In most Aboriginal communities there is not one family unaffected by this issue, John. It is serious. It can be fixed – you don’t have to say sorry, you needn’t use the word ‘stolen’ if you don’t like, but we just want you to read a little history, and try someone other than Geoffrey Blainey. Blainey is a gentle and conscientious man, but he is only one man with one opinion, and he’s snow-blind. Did you read the recommendations of the Royal Commission into Aboriginal Deaths in Custody? Of course you did, so you’ll have read the heartbreaking testimony of hundreds of mothers who had their children taken from them and who spent the rest of their lives looking for those children and were met with cynical and obstructive interference from most churches and government departments.
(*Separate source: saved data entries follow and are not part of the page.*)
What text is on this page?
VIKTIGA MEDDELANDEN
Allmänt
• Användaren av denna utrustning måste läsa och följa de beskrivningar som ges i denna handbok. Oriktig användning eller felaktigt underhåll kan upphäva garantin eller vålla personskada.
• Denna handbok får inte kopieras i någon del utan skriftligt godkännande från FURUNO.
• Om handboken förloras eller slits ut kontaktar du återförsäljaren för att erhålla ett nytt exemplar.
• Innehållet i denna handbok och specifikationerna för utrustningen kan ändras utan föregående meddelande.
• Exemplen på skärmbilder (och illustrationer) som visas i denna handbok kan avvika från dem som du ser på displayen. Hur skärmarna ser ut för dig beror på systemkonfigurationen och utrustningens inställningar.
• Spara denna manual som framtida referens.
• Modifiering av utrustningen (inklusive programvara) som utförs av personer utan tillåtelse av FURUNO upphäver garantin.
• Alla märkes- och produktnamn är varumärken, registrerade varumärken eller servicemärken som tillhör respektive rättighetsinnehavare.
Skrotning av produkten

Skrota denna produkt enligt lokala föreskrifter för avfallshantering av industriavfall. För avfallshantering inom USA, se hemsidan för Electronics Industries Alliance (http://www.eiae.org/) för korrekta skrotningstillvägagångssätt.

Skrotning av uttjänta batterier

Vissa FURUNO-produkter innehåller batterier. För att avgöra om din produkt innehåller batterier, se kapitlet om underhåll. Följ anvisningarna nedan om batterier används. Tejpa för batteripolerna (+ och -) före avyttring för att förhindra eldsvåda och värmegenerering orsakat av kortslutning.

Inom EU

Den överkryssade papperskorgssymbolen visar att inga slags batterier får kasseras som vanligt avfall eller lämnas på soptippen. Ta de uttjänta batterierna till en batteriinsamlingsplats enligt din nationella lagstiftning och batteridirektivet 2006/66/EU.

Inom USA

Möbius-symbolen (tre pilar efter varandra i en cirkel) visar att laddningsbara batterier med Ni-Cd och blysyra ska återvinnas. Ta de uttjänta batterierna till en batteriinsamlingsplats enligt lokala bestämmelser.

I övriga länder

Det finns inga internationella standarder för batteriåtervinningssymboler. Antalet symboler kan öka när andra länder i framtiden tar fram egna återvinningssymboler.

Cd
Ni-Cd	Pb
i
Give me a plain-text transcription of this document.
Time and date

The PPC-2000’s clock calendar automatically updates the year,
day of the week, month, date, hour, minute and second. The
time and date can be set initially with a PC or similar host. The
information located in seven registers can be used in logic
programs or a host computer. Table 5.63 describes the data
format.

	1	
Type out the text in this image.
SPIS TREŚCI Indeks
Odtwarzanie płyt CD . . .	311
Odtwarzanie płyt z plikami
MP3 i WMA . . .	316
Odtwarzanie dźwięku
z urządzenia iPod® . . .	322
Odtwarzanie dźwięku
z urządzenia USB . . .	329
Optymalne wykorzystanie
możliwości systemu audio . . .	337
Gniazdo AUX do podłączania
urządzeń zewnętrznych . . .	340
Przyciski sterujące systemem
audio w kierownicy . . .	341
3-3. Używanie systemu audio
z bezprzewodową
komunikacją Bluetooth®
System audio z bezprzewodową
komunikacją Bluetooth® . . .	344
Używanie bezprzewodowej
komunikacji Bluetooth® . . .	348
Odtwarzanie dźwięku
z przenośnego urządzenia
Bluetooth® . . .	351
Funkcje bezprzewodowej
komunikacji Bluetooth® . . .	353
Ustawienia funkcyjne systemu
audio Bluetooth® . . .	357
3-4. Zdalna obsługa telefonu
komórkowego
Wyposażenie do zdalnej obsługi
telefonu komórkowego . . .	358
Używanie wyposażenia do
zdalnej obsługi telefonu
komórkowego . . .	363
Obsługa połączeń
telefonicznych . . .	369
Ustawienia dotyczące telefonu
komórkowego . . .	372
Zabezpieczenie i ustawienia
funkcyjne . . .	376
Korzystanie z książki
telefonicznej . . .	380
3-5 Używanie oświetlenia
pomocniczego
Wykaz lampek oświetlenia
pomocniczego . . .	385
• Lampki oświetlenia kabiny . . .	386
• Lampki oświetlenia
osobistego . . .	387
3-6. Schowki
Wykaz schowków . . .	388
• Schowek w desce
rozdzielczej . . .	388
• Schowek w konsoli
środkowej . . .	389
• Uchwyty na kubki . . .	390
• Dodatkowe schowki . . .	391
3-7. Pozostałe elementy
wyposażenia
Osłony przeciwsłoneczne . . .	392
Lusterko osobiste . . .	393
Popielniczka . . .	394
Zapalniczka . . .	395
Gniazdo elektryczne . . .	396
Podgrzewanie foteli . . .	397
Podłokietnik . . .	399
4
John, I know you think that the problems besetting the Aboriginal and Torres Strait Islander community are our own fault, that if we got jobs, stopped drinking, stopped bludging, became just like other Australians, we wouldn’t have anything to whinge about. But John, just a few facts that haven’t been included in the ABC Cricket Book: the appalling levels of health standards in the Aboriginal community are not due to indigeneity; they are shared by the poor in any country on earth. Changing the belief or skin colour of these people will not solve these problems. The only thing that can restore the living standards of Aboriginal people is equity in the land over which they were once sovereign.
You made people fear for their clothesline and barbeque in your campaign to thwart the court’s decision to acknowledge the fact of that sovereignty, John, but I know you don’t believe that’s what Wik meant. You’ve read the court’s decision, you’ve read the Native Title legislation, you knew private land could not be compromised by these decisions, but you knew the heart of your people well, John, you knew they wouldn’t mind if you told them that, gave them a reason to kick the black bastards in the behind.